Beim hebräischen Text wirken jeweils die Wörter ganz links ziemlich blass; und in der unteren Zeile ist manches wegen der Spieglung sehr schlecht lesbar.
Vielleicht müsste die Stadt Dresden mal dafür sorgen, dass der Text mehr Kontrast bekommt, so dass er insgesamt besser lesbar wird.

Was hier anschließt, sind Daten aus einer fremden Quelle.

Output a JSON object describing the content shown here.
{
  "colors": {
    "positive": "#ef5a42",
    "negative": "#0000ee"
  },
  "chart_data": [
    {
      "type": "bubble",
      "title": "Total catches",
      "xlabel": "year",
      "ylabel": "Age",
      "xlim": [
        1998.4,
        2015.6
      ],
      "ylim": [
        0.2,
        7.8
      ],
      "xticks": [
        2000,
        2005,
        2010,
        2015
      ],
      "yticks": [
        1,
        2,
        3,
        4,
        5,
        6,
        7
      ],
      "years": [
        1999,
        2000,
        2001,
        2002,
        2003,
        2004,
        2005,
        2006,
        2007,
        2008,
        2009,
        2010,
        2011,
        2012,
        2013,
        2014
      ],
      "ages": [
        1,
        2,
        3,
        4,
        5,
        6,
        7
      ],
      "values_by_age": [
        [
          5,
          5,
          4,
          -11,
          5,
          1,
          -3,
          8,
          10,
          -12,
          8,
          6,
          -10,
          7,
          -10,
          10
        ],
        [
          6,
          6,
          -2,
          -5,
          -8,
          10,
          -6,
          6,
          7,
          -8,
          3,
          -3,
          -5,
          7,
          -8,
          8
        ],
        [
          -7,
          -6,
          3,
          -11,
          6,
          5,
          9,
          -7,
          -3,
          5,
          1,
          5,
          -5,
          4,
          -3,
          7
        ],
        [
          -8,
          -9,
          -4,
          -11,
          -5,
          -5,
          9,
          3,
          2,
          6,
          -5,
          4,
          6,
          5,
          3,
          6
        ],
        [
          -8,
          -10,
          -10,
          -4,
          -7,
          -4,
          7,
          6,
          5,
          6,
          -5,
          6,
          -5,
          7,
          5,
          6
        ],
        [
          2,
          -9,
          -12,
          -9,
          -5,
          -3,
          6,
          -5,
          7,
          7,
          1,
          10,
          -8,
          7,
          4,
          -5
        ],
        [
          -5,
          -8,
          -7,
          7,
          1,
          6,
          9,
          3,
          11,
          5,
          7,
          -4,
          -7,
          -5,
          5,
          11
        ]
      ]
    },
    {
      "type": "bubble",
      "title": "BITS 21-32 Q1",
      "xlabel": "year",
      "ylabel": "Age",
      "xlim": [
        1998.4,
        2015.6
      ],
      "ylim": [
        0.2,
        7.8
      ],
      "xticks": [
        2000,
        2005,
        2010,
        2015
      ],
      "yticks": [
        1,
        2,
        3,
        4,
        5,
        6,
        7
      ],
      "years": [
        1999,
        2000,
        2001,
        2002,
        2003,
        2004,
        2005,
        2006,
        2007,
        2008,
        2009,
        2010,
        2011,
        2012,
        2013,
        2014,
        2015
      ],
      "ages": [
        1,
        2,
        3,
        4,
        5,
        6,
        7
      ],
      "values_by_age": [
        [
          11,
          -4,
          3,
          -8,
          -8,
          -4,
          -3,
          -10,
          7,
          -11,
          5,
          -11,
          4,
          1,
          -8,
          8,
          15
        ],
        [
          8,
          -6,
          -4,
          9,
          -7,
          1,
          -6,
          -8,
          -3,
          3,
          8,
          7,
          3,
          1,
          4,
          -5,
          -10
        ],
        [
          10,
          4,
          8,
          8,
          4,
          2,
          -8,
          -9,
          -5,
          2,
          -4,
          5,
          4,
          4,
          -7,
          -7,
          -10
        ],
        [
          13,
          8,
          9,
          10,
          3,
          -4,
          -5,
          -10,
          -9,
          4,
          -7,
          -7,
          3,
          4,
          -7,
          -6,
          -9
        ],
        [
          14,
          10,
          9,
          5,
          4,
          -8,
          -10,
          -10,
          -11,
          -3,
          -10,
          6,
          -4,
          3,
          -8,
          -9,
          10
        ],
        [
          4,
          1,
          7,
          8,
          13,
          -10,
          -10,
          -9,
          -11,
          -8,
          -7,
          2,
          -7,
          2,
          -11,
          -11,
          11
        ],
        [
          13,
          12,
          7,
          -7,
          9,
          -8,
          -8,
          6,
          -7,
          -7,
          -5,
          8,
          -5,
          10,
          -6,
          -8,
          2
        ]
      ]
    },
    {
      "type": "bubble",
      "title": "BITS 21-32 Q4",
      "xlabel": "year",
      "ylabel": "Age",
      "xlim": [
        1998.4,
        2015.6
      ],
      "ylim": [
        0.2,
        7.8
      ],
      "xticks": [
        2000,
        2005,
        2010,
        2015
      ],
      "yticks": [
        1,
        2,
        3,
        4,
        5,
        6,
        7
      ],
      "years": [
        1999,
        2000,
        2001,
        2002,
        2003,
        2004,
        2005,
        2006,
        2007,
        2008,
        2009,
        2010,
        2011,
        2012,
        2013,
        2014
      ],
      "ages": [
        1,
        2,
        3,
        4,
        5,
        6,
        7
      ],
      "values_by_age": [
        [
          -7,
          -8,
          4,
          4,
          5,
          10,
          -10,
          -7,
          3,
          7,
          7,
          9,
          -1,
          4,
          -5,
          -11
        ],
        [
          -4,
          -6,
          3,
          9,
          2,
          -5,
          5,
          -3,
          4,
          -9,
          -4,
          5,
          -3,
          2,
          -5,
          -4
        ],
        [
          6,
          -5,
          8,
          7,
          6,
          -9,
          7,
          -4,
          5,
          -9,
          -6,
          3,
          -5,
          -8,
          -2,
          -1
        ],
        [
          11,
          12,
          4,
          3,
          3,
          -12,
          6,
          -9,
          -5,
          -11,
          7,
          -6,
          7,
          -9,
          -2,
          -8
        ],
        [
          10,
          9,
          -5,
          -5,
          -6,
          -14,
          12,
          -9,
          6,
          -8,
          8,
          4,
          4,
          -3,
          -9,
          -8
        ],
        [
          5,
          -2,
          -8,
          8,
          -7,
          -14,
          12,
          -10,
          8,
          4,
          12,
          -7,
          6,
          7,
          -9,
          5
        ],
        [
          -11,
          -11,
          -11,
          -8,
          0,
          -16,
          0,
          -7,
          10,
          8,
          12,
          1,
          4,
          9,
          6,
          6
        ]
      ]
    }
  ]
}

Es soll ja ein Gedenk-Ort sein, da sollte man den Text an jedem Tag im Jahr bei jedem Wetter gut lesen können.
Foto
Hallo Peter,
vielen Dank für die Nachfragen zum Gedenkort Bahnhof Neustadt. Die eingeschränkte Lesbarkeit auf dem Foto ist auf die Sonneneinstrahlung zurückzuführen. Hier gibt es ein anderes Foto der Gedenktafel, auf dem der Text etwas besser lesbar ist: https://www.cj-dresden.de/events/gedenken-dd-neustadt/.
Viele Grüße
Elisabeth Geldmacher (SLUB)
Eine Bitte ...
Vielen Dank für den Artikel, der wichtig Besitzspuren aufzeigt. Dennoch eine Bitte: Gerne könnt ihr mein Foto verwenden, nur nicht mit dem Bildnachweis "Wikipedia". Wie das Foto der Gedenktafel weiter oben steht auch mein Foto der Gedenktafel am Bahnhof Neustadt unter einer CC-Lizenz. Der Fotonachweis sollte also analog heißen "Foto: Paulae, CC BY-SA 3.0". Es wäre toll, wenn das geändert wird.
...wurde erfüllt
Hallo Paulae,
vielen Dank für den Hinweis! Ich möchte mich für das Versäumnis entschuldigen, die Angabe des Bildnachweises haben wir korrigiert.